Эдди припарковался сзади и выбрался из машины. Уперев руки в бока, он оценивающе огляделся.
— Послушай, Джесс, ты в самом деле поселилась здесь?
— Конечно.
— Но мы же давали обет не жить в кооперативах.
— Когда это было, — усмехнулась девушка, направляясь по тропинке к двери. На пороге постучала ногами, стряхивая снег с сапог, открыла замок, включила свет в прихожей и гостиной. — Вот мы и пришли. Давай свою куртку.
— Спасибо. — Эдди внимательно оглядывал тщательно прибранную комнату и традиционную мебель. — Если оставить сарказм, скажи, почему ты выбрала такое место?
— Это все мама. После смерти отца она устала от возни со старым домом. Он был такой огромный, требовал постоянных ремонтов.
— Верно, но у него было собственное лицо. Как у всех домов в нашем квартале.
Девушка пожала плечами.
— Пойдем на кухню. Там мы можем поговорить, пока будет готов кофе.
— Ты скучаешь по старому дому?
Джесси постаралась сохранить бесстрастное выражение лица:
— Здесь современное оборудование и вообще удобно… Быт без всяких хлопот…
— Я по своему скучаю. У родителей сейчас прекрасный дом, но это далеко не одно и то же.
Он взял у нее банку и, пока Джесси наливала воду в стеклянный кофейник, отмерил ароматный порошок.
— Жалею, что не смог приехать на похороны твоей матери.
— Я тебя и не ждала. Ты гастролировал Бог знает где.
— И все же. Твоя мать была удивительной женщиной. Я хочу сказать: жаль, что она ушла из жизни.
Джесси молча уставилась в его темные бархатные глаза.
— Тебе, наверное, приходится нелегко и тоскливо, особенно накануне Рождества?
— Иногда. Прошло больше полгода, и все же…
Эдди приподнял ее подбородок, заглянул в лицо:
— Я могу чем-нибудь помочь? Можешь на меня рассчитывать…
Хотелось бы Джесси поверить ему, но не получалось. Если бы даже он не обошелся с ней так паскудно, оставив полным обиды сердце, прошло слишком много времени. Они разбежались в стороны и давно уже не друзья, на что бы он сейчас ни претендовал. А предаваться воспоминаниям — ни к чему, какой в этом смысл?
— Пойдем поговорим, пока варится кофе, — холодно предложила она.
Он последовал за ней в гостиную.
— Так расскажи, как ты живешь, кроме того, что играешь на флейте для старика Эндрюса в Вустерском симфоническом?
Джесси присела в кресло, соображая, как реагировать на сарказм, прозвучавший, как ей показалось, в голосе Эдди.
— Наш симфонический, конечно, не твой Детройтский, но тоже кое-чего стоит. — Гость немного смутился, а она продолжила: — Я в основном преподаю.
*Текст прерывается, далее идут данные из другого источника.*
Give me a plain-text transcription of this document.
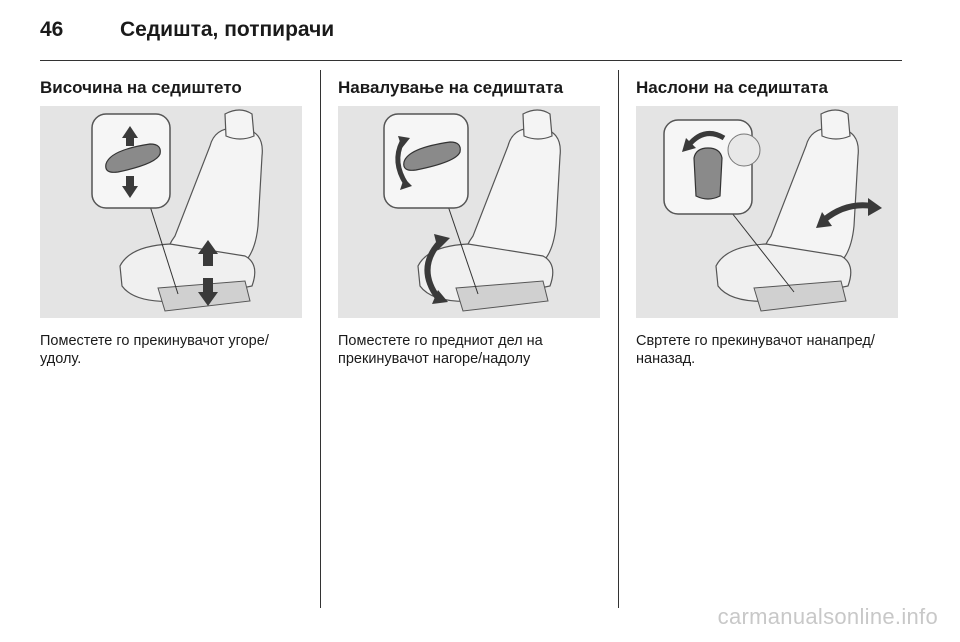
46	Седишта, потпирачи
Височина на седиштето
Поместете го прекинувачот угоре/ удолу.
Навалување на седиштата
Поместете го предниот дел на прекинувачот нагоре/надолу
Наслони на седиштата
Свртете го прекинувачот нанапред/наназад.
carmanualsonline.info
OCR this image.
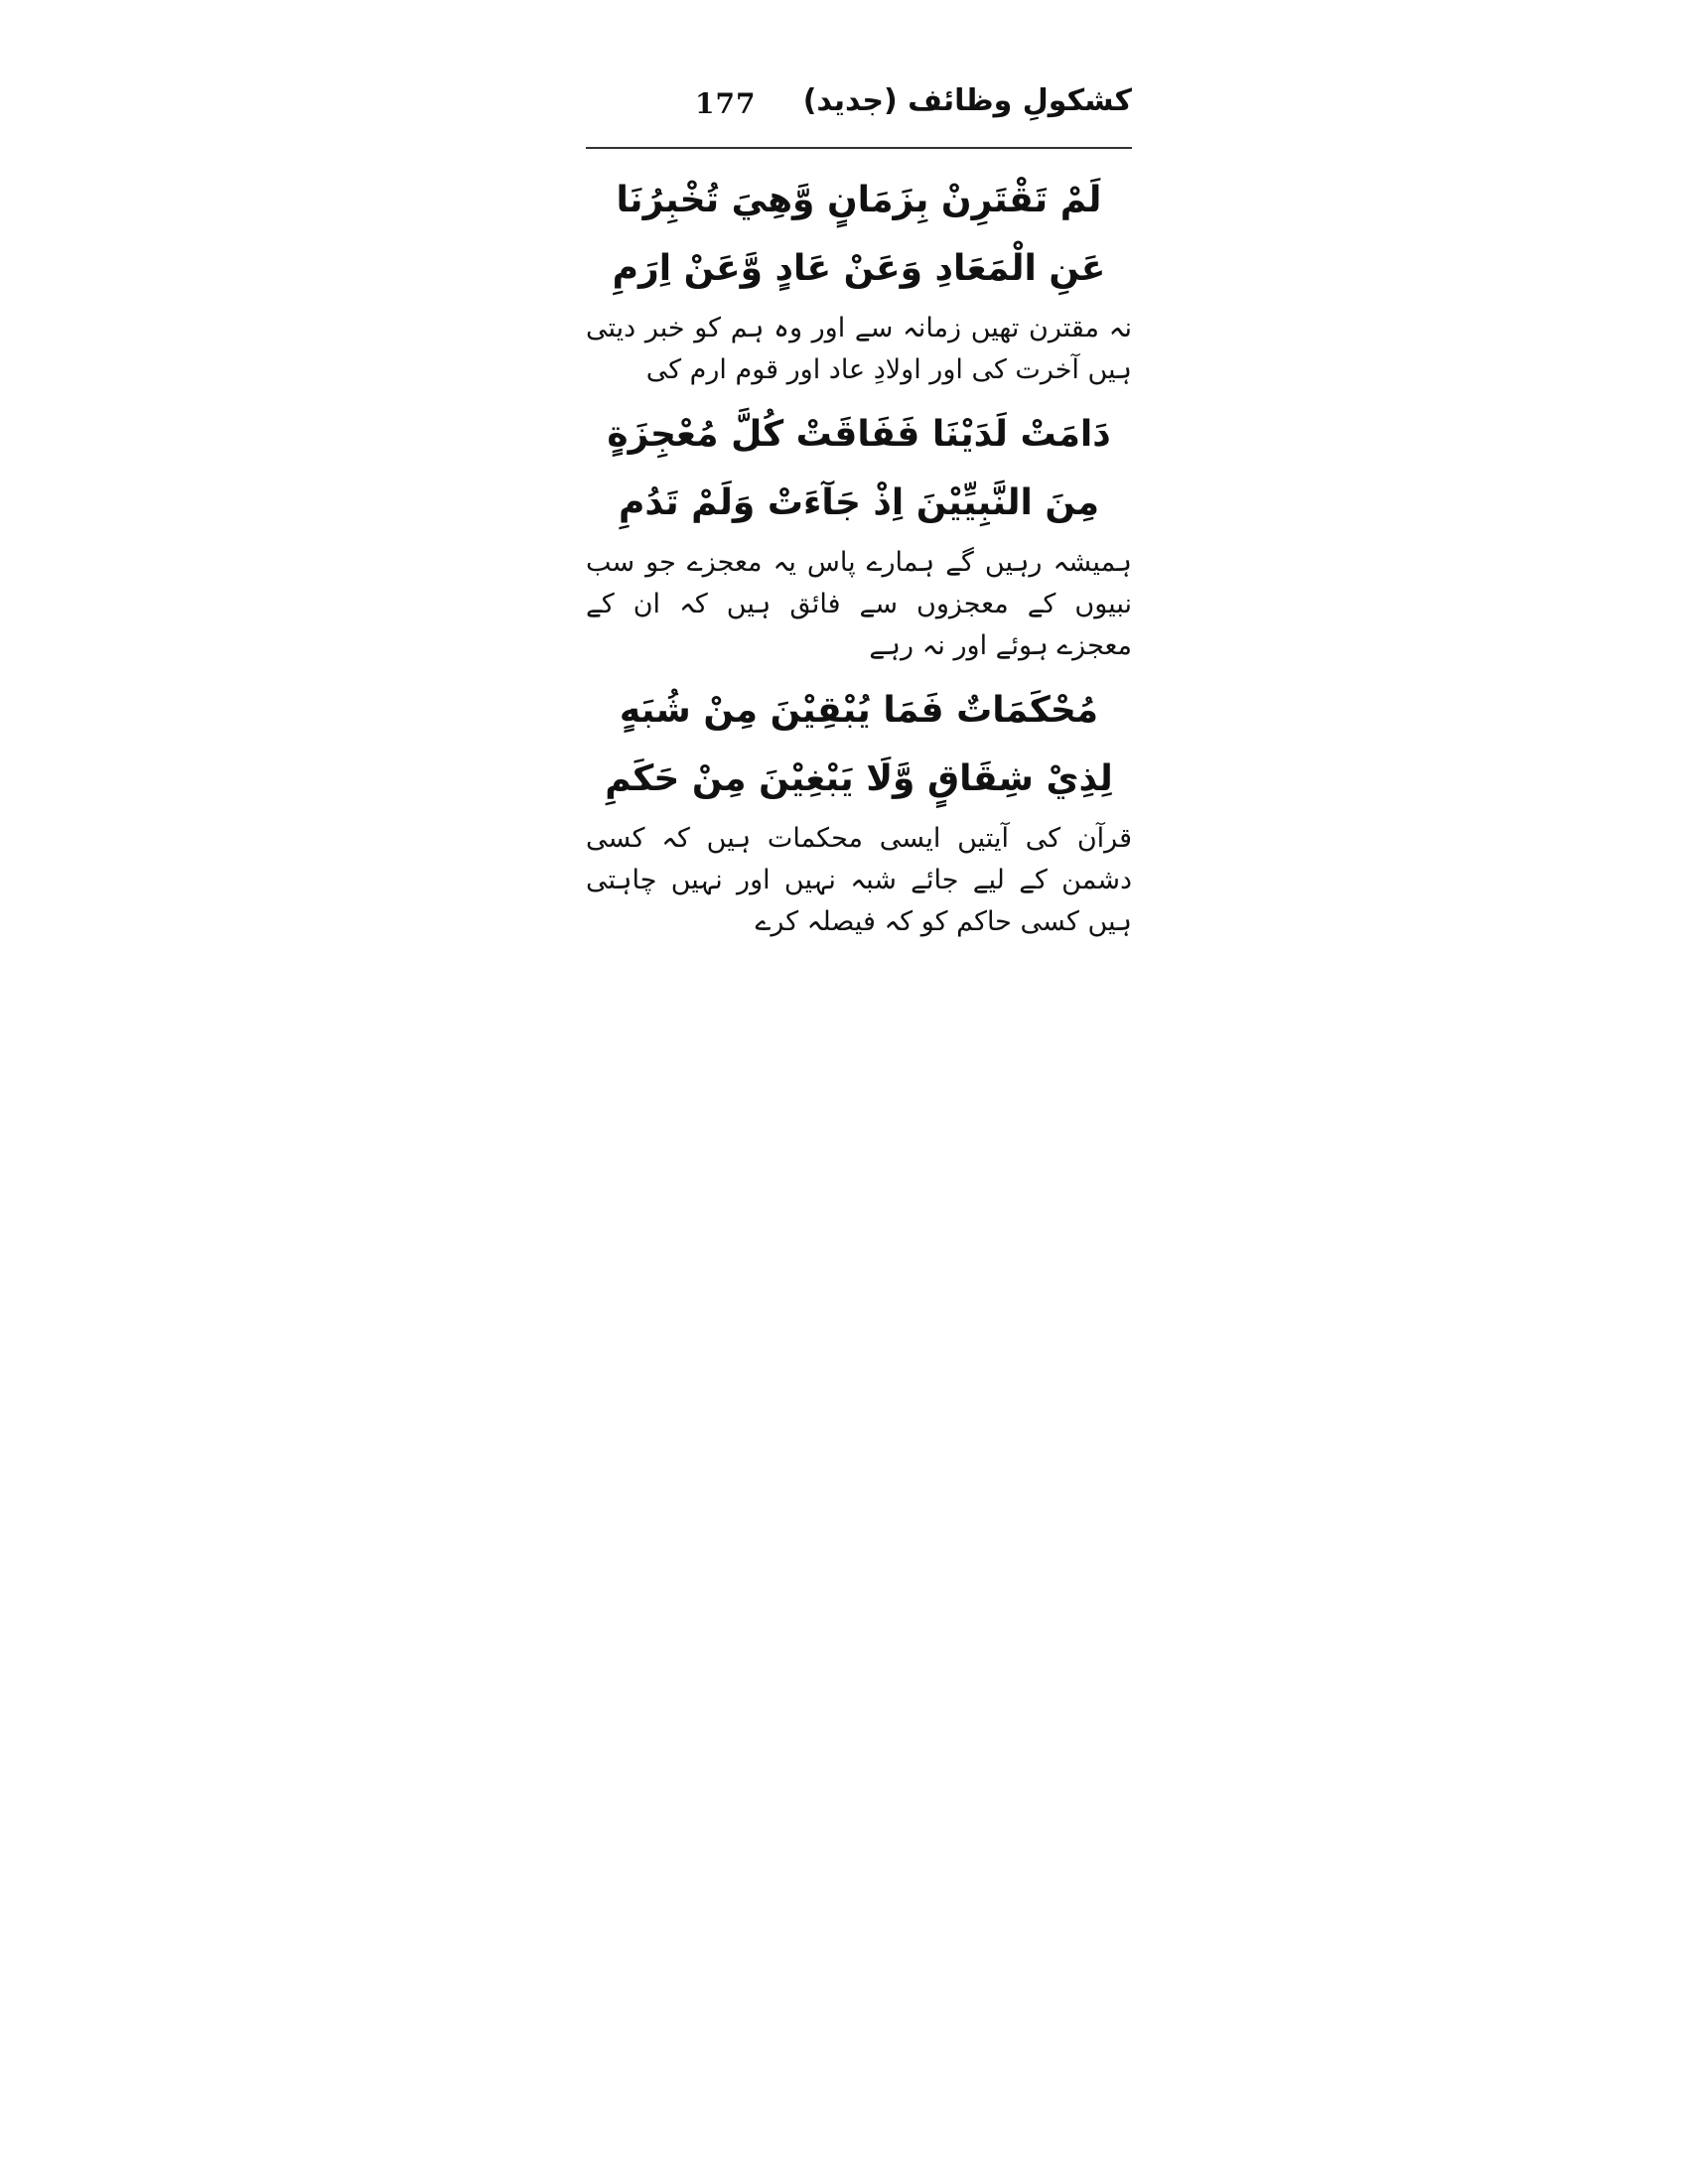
177 کشکولِ وظائف (جدید)

لَمْ تَقْتَرِنْ بِزَمَانٍ وَّهِيَ تُخْبِرُنَا

عَنِ الْمَعَادِ وَعَنْ عَادٍ وَّعَنْ اِرَمِ

نہ مقترن تھیں زمانہ سے اور وہ ہم کو خبر دیتی ہیں آخرت کی اور اولادِ عاد اور قوم ارم کی

دَامَتْ لَدَيْنَا فَفَاقَتْ كُلَّ مُعْجِزَةٍ

مِنَ النَّبِيِّيْنَ اِذْ جَآءَتْ وَلَمْ تَدُمِ

ہمیشہ رہیں گے ہمارے پاس یہ معجزے جو سب نبیوں کے معجزوں سے فائق ہیں کہ ان کے معجزے ہوئے اور نہ رہے

مُحْكَمَاتٌ فَمَا يُبْقِيْنَ مِنْ شُبَهٍ

لِذِيْ شِقَاقٍ وَّلَا يَبْغِيْنَ مِنْ حَكَمِ

قرآن کی آیتیں ایسی محکمات ہیں کہ کسی دشمن کے لیے جائے شبہ نہیں اور نہیں چاہتی ہیں کسی حاکم کو کہ فیصلہ کرے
В средней школе и колледже.
— Вот как? В колледже? Значит, ты получила степень?
— Да, по музыковедению.
— Молодчина. — Расхаживая по комнате, Эдди подошел к полке с книгами. — Хотя, что удивительного? Ты всегда прилежно училась. — И опять ей послышался намек на насмешку, однако она в ответ промолчала.
Гость пересек комнату, заглянул в пустой камин, направился к углу, где стоял музыкальный центр.
— Присядь, — попросила Джесси. — От твоего хождения я нервничаю.
— О, извини. — Но, прежде чем сесть, Эдди нажал кнопку стереосистемы, и в динамике зазвучал легкий рок. — Я слышал, Эндрюс уходит на пенсию после рождественского концерта? — Он сел в кресло напротив нее, положил локти на колени и стал постукивать кончиками пальцев друг о друга.
— В общем… Да. У него с сердцем неважно, с прошлого лета участились приступы.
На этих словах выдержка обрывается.